IDH2-NADPH pathway protects against acute pancreatitis via suppressing acinar cell ferroptosis

Background and purpose: Acute pancreatitis (AP) is associated with acinar cell death and inflammatory responses. Ferroptosis is characterized by an overwhelming lipid peroxidation downstream of metabolic dysfunction, in which NADPH-related redox systems have been recognized as the mainstay in Ferroptosis control. Nevertheless, it remains unknown how Ferroptosis is regulated in AP and whether we can target it to restrict AP development.

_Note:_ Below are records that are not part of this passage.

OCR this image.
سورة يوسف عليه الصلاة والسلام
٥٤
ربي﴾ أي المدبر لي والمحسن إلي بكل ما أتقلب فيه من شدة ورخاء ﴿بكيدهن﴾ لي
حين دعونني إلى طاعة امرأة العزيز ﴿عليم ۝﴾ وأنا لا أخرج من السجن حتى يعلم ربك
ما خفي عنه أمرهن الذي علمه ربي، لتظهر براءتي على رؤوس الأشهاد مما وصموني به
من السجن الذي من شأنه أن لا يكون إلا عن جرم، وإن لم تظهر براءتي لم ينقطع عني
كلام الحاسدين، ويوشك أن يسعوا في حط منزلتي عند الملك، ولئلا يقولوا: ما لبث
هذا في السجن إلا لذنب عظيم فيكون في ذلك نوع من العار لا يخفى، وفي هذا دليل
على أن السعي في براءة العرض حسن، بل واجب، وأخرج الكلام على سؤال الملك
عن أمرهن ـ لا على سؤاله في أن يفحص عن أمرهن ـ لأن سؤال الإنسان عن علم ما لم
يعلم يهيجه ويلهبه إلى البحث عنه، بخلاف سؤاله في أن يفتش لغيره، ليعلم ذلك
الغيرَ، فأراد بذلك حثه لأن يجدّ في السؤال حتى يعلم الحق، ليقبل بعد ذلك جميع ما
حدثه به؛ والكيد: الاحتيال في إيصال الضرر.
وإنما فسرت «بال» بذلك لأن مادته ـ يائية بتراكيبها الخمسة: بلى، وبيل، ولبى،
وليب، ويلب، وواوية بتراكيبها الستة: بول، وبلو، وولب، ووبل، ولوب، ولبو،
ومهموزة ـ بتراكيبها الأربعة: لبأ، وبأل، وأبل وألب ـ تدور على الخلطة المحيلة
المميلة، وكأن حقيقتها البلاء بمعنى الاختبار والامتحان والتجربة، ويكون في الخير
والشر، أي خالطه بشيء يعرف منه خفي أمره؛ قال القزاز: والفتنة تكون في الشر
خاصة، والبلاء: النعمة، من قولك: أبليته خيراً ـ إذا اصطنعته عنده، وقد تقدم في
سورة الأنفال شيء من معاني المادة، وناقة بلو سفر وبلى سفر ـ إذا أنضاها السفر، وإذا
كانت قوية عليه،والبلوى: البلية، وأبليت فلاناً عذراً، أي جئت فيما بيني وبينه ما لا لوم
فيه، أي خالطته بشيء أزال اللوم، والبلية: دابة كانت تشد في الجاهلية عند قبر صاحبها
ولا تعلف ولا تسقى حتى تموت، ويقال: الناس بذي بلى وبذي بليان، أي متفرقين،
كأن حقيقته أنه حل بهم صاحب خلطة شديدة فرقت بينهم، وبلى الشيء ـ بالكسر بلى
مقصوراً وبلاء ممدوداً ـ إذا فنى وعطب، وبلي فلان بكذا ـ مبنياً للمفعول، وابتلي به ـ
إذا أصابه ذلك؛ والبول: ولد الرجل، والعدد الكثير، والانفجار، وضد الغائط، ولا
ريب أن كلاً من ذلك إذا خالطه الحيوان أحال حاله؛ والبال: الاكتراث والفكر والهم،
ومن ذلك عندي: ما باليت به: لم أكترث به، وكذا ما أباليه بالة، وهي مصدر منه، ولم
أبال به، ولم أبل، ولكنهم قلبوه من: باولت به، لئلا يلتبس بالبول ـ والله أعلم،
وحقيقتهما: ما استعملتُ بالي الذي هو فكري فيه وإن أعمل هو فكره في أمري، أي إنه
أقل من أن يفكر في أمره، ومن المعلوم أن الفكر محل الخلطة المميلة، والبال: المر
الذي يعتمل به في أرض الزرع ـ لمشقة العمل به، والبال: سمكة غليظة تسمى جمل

Experimental approach: Metabolomics were applied to explore changes in metabolic pathways in pancreatic acinar cells (PACs) in AP. Using wild-type and Ptf1a^CreERT2/+IDH2^fl/fl mice, AP was induced by caerulein and sodium taurocholate (NaT). IDH2 overexpressing adenovirus was constructed for Infection of PACs. Mice or PACs were pretreated with inhibitors of FSP1 or Glutathione Reductase. Pancreatitis severity, acinar cell injury, mitochondrial morphological changes and pancreatic lipid peroxidation were analysed.

Key results: Unsaturated fatty acid biosynthesis and the tricarboxylic acid cycle pathways were significantly altered in PACs during AP. Inhibition of Ferroptosis reduced mitochondrial damage, lipid peroxidation and the severity of AP. During AP, the NADPH abundance and IDH2 expression were decreased. Acinar cell-specific deletion of IDH2 exacerbated acinar cell Ferroptosis and pancreatic injury. Pharmacological inhibition of NADPH-dependent GSH/GPX4 and FSP1/CoQ₁₀ pathways abolished the protective effect of IDH2 overexpression on Ferroptosis in acinar cells. CoQ₁₀ supplementation attenuated experimental pancreatitis via inhibiting acinar cell Ferroptosis.

Conclusion and implications: We identified the IDH2-NADPH pathway as a novel regulator in protecting against AP via restricting acinar cell Ferroptosis. Targeting the pathway and its downstream may shed LIGHT on AP treatment.

acute pancreatitis; ferroptosis; isocitrate dehydrogenase 2; nicotinamide adenine dinucleotide phosphate.